I too was very uneducated about AD and dementia...I thought it was mostly an elderly persons disease and only involved memory loss. I also mistakenly believed the person was happy and docile as they began losing their memory. Of course, now I know better. I think one of the biggest hurdles in education of the public and getting funding is that most of the advocates such as Maria S, Leeza Gibbons, and others is that it fits the misconception that it is an older persons illness. They are all children caregiving for parents. There are not any well known spouses coming forward to highlight the ravages of this illness on marriages, families and finances. That's why I thank you m-man for your willingness to tell your devastating story and advocating on behalf of all of us.
Jim (m-man), it's too bad that most of us (including YOU) are just too nice to ask the questions you thought of in your mind to the Maria Shriver's of this world. I seem to recall when she was separating from Arnold S., their net worth was in the hundreds of million dollars. THAT, to me, is mind boggling, and I doubt a single reader of this huge website that posts is worth anywhere within fifty miles of that figure. Certainly, Sargent Shriver himself was not without wealth.
This is not to say that I don't appreciate her dedication to getting more funding for research and help for caregivers. Only she has been able to put herself out there with the media and helped to get the word out. I understand that she worked several years trying to get her Special on one of the networks a few years ago. Only HBO agreed to carry it eventually. She is very dedicated, and we appreciate her every day.... but no, Jim, as you said, she really doesn't 'get it'. Not the way all of those down in the trenches do.
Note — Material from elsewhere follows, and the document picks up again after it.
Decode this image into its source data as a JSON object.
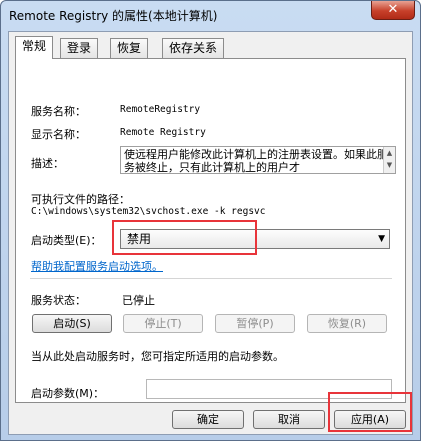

Toward the last of my 6 years of caregiving, I was washing my hands twenty plus times a day. During the last year that I had my DH, I was asked to record my fingerprints as a condition to renewing my real estate brokers license. I went back three times to the bureau where they took the fingerprints because I didn't have any! No fingerprints! They didn't use the old fashioned ink pad method, it was done on a computerized plate where each finger was 'rolled' onto the little square. They could not get a print to register at all. Apparently, I washed them away with all the soap, Purell, and hand creams. That's a small thing, I know, but I betcha Maria has always HAD fingerprints!
Once again, you have nailed it. I am thankful and grateful to Maria for continuing to raise awareness about Alzheimer's Disease. Her heartbreak from watching her father disappear into the Alzheimer abyss is raw and real, BUT she has NO IDEA what hands on caregiving and financial struggles are about.
A reporter contacted me a couple of weeks ago - she's doing a story on the financial burden of Alzheimer's Disease on caregivers. We've been playing phone tag, but when we finally do connect, I hope to be able to do my bit for AD financial awareness raising. And tell some brutal truth about what "hands on" caregiving really means.